Y así hubiera sido de no ser por un puñado de blogueros políticos que ya no operaban de acuerdo a la lógica de los ciclos informativos de los medios establecidos. Joshua Marshall y un bloguero escondido tras el seudónimo “Atrios”, que ni siquiera habían asistido a la fiesta, descubrieron por casualidad las declaraciones de Lott al día siguiente. Atrios las vió en la web de la ABC y empezó a tirar del hilo. No sólo repitió las declaraciones de Lott, sino que las dotó de contexto acompañándolas de panfletos que la campaña de Thurmond distribuía en 1948. Horas más tarde, Marshall publicaba su entrada, donde recordaba otro escándalo parecido en el que se había visto envuelto Lott en 1998 por su relación con el Consejo de Ciudadanos Conservadores, una organización que se autodefinía como “racialista”. Al día siguiente, ambos insistieron en el asunto, aportando más declaraciones antiguas de Lott en el mismo sentido y criticando el criterio de los medios por dejar pasar la historia. Un día después, Glenn Reynolds, que había descubierto la historia en los blogs de Atrios y Marshall, se sumaba al “linchamiento” de Lott, un concepto del que los blogueros iban a apropiarse de manera consciente. Reynolds contaba con millones de lectores y las conexiones necesarias en los medios para llevar la historia a otro nivel. Su llegada fue el punto de inflexión.

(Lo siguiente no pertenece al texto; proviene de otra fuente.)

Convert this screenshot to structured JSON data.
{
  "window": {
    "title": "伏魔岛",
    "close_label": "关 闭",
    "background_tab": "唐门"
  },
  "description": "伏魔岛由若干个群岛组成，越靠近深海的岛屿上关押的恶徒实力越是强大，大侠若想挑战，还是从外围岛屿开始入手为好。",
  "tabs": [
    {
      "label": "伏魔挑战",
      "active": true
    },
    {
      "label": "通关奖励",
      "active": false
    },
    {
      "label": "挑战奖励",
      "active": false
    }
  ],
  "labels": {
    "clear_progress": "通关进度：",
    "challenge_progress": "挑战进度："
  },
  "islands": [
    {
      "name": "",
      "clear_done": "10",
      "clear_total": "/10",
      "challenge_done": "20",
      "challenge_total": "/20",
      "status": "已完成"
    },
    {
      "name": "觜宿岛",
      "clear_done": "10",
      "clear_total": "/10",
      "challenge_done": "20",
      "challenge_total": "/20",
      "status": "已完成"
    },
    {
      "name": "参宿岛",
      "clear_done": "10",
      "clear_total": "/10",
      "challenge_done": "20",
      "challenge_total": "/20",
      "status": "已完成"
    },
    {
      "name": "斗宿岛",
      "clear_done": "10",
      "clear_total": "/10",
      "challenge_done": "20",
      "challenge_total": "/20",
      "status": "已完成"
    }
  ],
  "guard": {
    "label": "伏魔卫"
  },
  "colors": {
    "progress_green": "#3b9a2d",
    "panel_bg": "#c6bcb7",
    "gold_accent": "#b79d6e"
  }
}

Las críticas, nacidas en el ala más liberal de la blogosfera política, empezaron a oírse también en el bando conservador. El lunes posterior a la fiesta, Andrew Sullivan publicaba un post titulado “Trent Lott debe irse” e interpelaba a los comentaristas republicanos para que tomaran partido. Y lo hicieron. Cientos de comentarios, columnas, posts y artículos fueron apareciendo e incluso David Frum, antiguo escritor de discursos de Bush, escribió un post exigiendo explicaciones a Lott y su renuncia si éstas no eran satisfactorias. Su post, pero, incluía algo todavía más curioso: anticipaba, por primera vez, que esa historia no iba a pararse ahí. Que los republicanos tarde o temprano tendrían que reaccionar. Y así fue.

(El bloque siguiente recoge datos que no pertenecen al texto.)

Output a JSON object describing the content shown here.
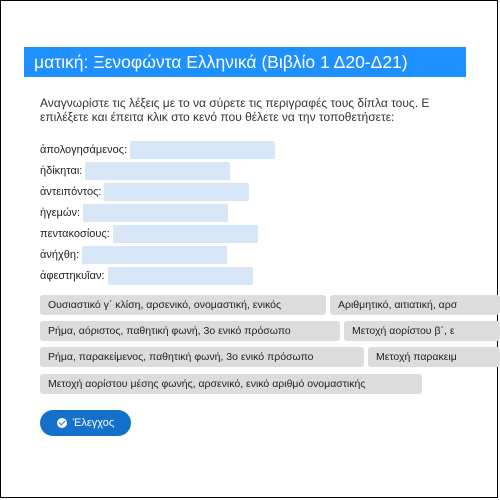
{
  "header": {
    "title": "ματική: Ξενοφώντα Ελληνικά (Βιβλίο 1 Δ20-Δ21)"
  },
  "instructions": {
    "line1": "Αναγνωρίστε τις λέξεις με το να σύρετε τις περιγραφές τους δίπλα τους. Ε",
    "line2": "επιλέξετε και έπειτα κλικ στο κενό που θέλετε να την τοποθετήσετε:"
  },
  "terms": [
    {
      "label": "ἀπολογησάμενος:"
    },
    {
      "label": "ἠδίκηται:"
    },
    {
      "label": "ἀντειπόντος:"
    },
    {
      "label": "ἡγεμών:"
    },
    {
      "label": "πεντακοσίους:"
    },
    {
      "label": "ἀνήχθη:"
    },
    {
      "label": "ἀφεστηκυῖαν:"
    }
  ],
  "options": [
    "Ουσιαστικό γ΄ κλίση, αρσενικό, ονομαστική, ενικός",
    "Αριθμητικό, αιτιατική, αρσ",
    "Ρήμα, αόριστος, παθητική φωνή, 3ο ενικό πρόσωπο",
    "Μετοχή αορίστου β΄, ε",
    "Ρήμα, παρακείμενος, παθητική φωνή, 3ο ενικό πρόσωπο",
    "Μετοχή παρακειμ",
    "Μετοχή αορίστου μέσης φωνής, αρσενικό, ενικό αριθμό ονομαστικής"
  ],
  "check_button": {
    "label": "Έλεγχος",
    "icon": "check-circle-icon"
  },
  "colors": {
    "title_bar": "#1e90ff",
    "drop_target": "#d6e6f6",
    "chip": "#dcdcdc",
    "button": "#1570cc"
  }
}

A medida que la bola se hacía grande, atraía más y más atención. Y a diferencia de los periodistas convencionales, los blogueros ni siquiera tenían que encontrar fuentes que alimentaran sus historias, sino que eran las propias fuentes las que se aproximaban a ellos. La red había rebajado drásticamente los costes de poner en contacto a gente con intereses coincidentes y, todavía más, permitía que estos encuentros se pudieran llevar a cabo al margen de cualquier intermediación profesional. Este fue el caso de Ed Sebesta, un estudioso de la Confederación, que se puso en contacto con los blogueros que perseguían a Lott para poner a su disposición su base de datos. Incluía, por ejemplo, una entrevista que Lott concedió a principios de los ochenta a Southern Partisan, una revista neoconfederada que demostraba que lo sucedido en la fiesta de Thurmond no fue un arrebato aislado. En pocos días, las declaraciones ya no eran el problema, sino que era la trayectoria política al completo de Lott la que se ponía en tela de juicio y se exigía a los medios que se hicieran cargo de la historia.

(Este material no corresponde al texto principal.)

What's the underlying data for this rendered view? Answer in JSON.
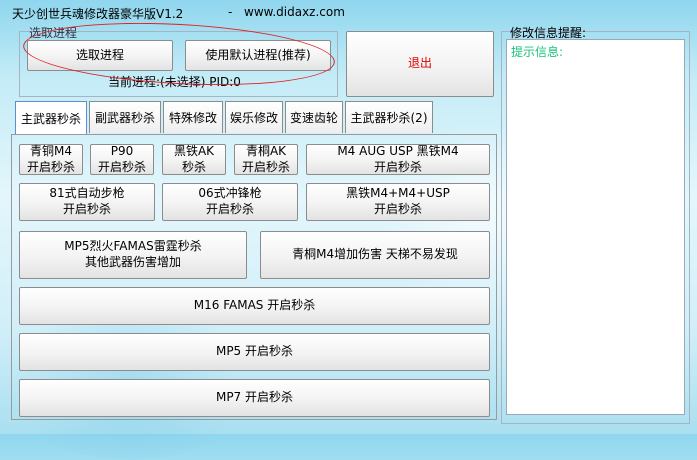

Y lo hicieron, al fin. El día 10, Howard Kurtz, del Washington Post, recogía los hechos en su columna sobre medios en la web del periódico, y reconocía que la historia la habían mantenido viva los blogueros mientras los grandes medios la habían dejado pasar de largo. Andrew Sullivan respondió a la nota de Kurtz, preguntándose si quizá los medios de Washington no eran capaces de sacar los colores a alguien con quien convivían cada día. Y apuntaba que la ventaja de los blogueros es que no debían lealtad a nadie, así que a diferencia de los medios, podían decir lo que realmente pensaban. Poco a poco, los grandes medios empezaron a recuperar la historia: el reverendo Jesse Jackson llamó a la NBC para denunciar el racismo de Lott y pedir su dimisión, convirtiéndose esta llamada en noticia por sí misma al ser recogida por algunos grandes periódicos. Después de mucho empujar, los blogueros ya habían puesto la rueda en marcha y nada la iba a detener. Incluso el ex vicepresidente Gore se hizo eco de ello en una entrevista en la CNN.
La polémica había empezado a hacer temblar los cimientos del partido republicano: no querían que alguien percibido como racista fuera su voz en el Senado. Tom Daschle, la contraparte demócrata de Lott en el Senado, salió en su defensa, pero sirvió de poco porque la presión creció tanto dentro del entorno republicano que Lott decidió reaccionar, cometiendo su segundo error en pocos días. Lott hizo una declaración que pretendía ser una disculpa sin serlo, reconociendo una “pobre elección de las palabras” durante su intervención en la fiesta de Thurmond. Pero lo que consiguió fue atraer toda la atención mediática y proporcionar, por fin, la excusa y las imágenes para relanzar la historia. Las declaraciones originales estaban grabadas por C-SPAN, y los grandes medios tenían la oportunidad de usarlas como contexto: nadie iba a quedarse ahora sin escucharlas. De los tres medios que dieron cuenta de sus palabras originalmente, más de treinta cubrieron sus explicaciones. Paul Krugman le dedicó su artículo en el New York Times con información sacada del blog de Marshall (sin darle crédito por ello). Lott había convertido con su torpeza lo que podría haber sido una anécdota en un escándalo.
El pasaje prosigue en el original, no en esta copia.